Hi all. I held off posting because it’s a very subjective thing, and apparently a lot of people like this direction, but I don’t want to do CoC anymore, so why not put it out there. Maybe others feel the same.
I moved up to around #8650 doing mostly CoC, exclusively with C++. I passed 500 clashes several months ago. It’s exhilarating sometimes.
Lately, maybe this is just a coincidence, but I see more and more:
1 shortest mode on a puzzle that requires deep string parsing and rigid output formatting;
2 very complex puzzles. Some I could solve in 30 minutes, some not.
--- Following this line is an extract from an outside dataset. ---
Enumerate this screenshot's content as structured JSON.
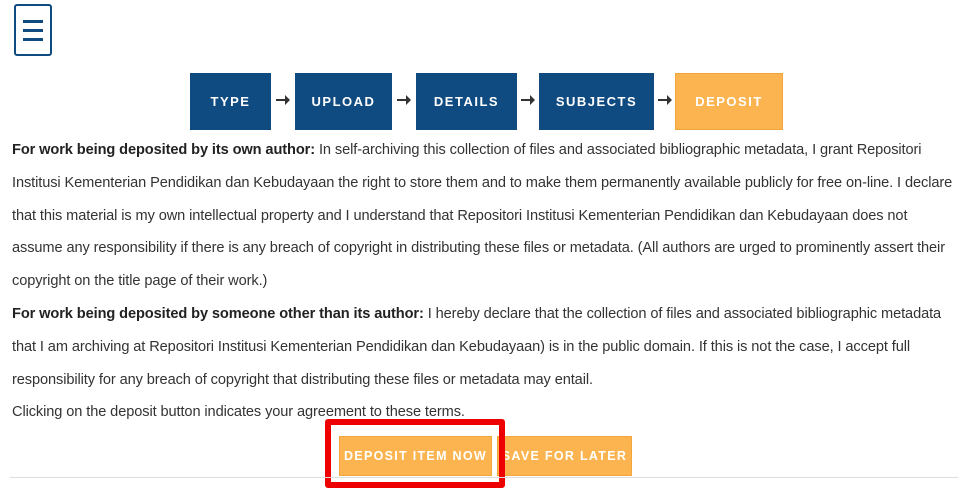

3 Just endless, endless, endless string parsing and reformatting. Of course, I know, string parsing and formatting are things a programmer needs to know. But at some point, it defeats the purpose of gamifying this whole process - it becomes unbearably boring. You know exactly what you need to calculate, but you have to slodge through these deliberately arbitrary rules of which character goes where. Honestly, I don’t believe anyone on this planet took up programming in order to do that.
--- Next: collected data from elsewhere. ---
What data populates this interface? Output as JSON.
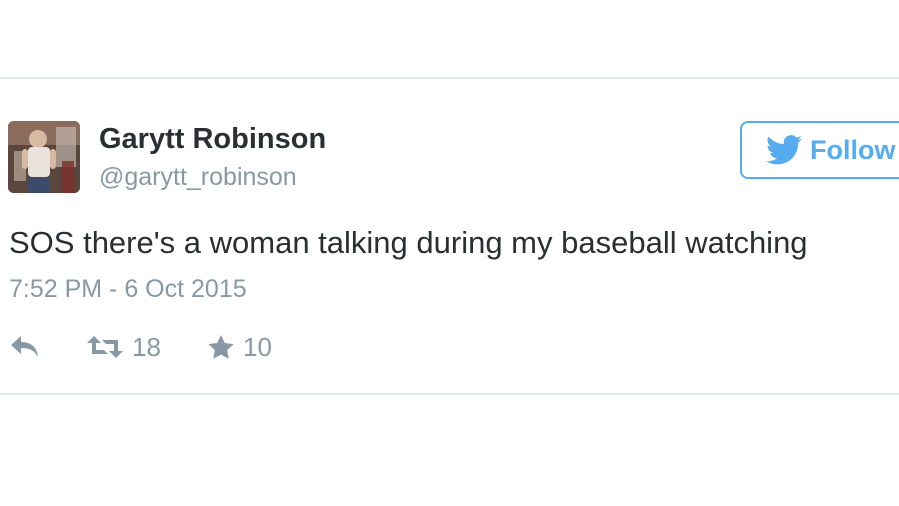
{
  "tweet": {
    "author": {
      "display_name": "Garytt Robinson",
      "screen_name": "@garytt_robinson",
      "avatar_icon": "user-avatar-photo"
    },
    "follow_button": {
      "label": "Follow",
      "icon": "twitter-bird-icon",
      "color": "#55acee"
    },
    "text": "SOS there's a woman talking during my baseball watching",
    "timestamp": "7:52 PM - 6 Oct 2015",
    "actions": {
      "reply": {
        "icon": "reply-icon"
      },
      "retweet": {
        "icon": "retweet-icon",
        "count": "18"
      },
      "favorite": {
        "icon": "star-icon",
        "count": "10"
      }
    }
  },
  "colors": {
    "text_primary": "#292f33",
    "text_secondary": "#8899a6",
    "divider": "#e1e8ed",
    "accent": "#55acee"
  }
}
Rows of space-separated integers - this is not challenging; it is simply boring. If I encounter this while programming, I will include a bit of Python in my program to deal with it, or I will COPY AND PASTE my own code from the last 900 times I did it.
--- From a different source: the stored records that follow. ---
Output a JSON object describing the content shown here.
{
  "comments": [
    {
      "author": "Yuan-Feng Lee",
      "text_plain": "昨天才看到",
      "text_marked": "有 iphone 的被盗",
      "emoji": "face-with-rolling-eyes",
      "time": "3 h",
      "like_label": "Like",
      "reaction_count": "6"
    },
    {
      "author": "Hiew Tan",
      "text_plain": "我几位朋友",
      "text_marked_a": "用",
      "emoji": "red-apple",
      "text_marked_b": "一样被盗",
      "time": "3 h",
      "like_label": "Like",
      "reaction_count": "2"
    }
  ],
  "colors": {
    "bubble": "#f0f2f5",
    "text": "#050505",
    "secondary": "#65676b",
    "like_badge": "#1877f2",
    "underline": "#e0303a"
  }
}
So I think I see a pattern: These kinds of puzzles are easy to make. Instead of giving your mind something to chew on, I give you a graph, input line by line, that you have to sift through without any external libraries or copy-and-paste. That will make my simple, boring puzzle more difficult.
A challenging puzzle that makes you think about how to calculate something, without being impossible but without being trivial, a puzzle that gets right to that sweet spot is hard to invent. I’ve encountered plenty of these on Clash, but they seem to have disappeared.
I hope no one takes offense. I’m not one to “storm off” in any situation, but the quality of these Clash puzzles has dropped, and it’s pushed me to that threshold where the addictive behavior of clicking “Play Again” no longer overrides the extreme boredom and mild frustration of the bad puzzles. For me, that’s saying something.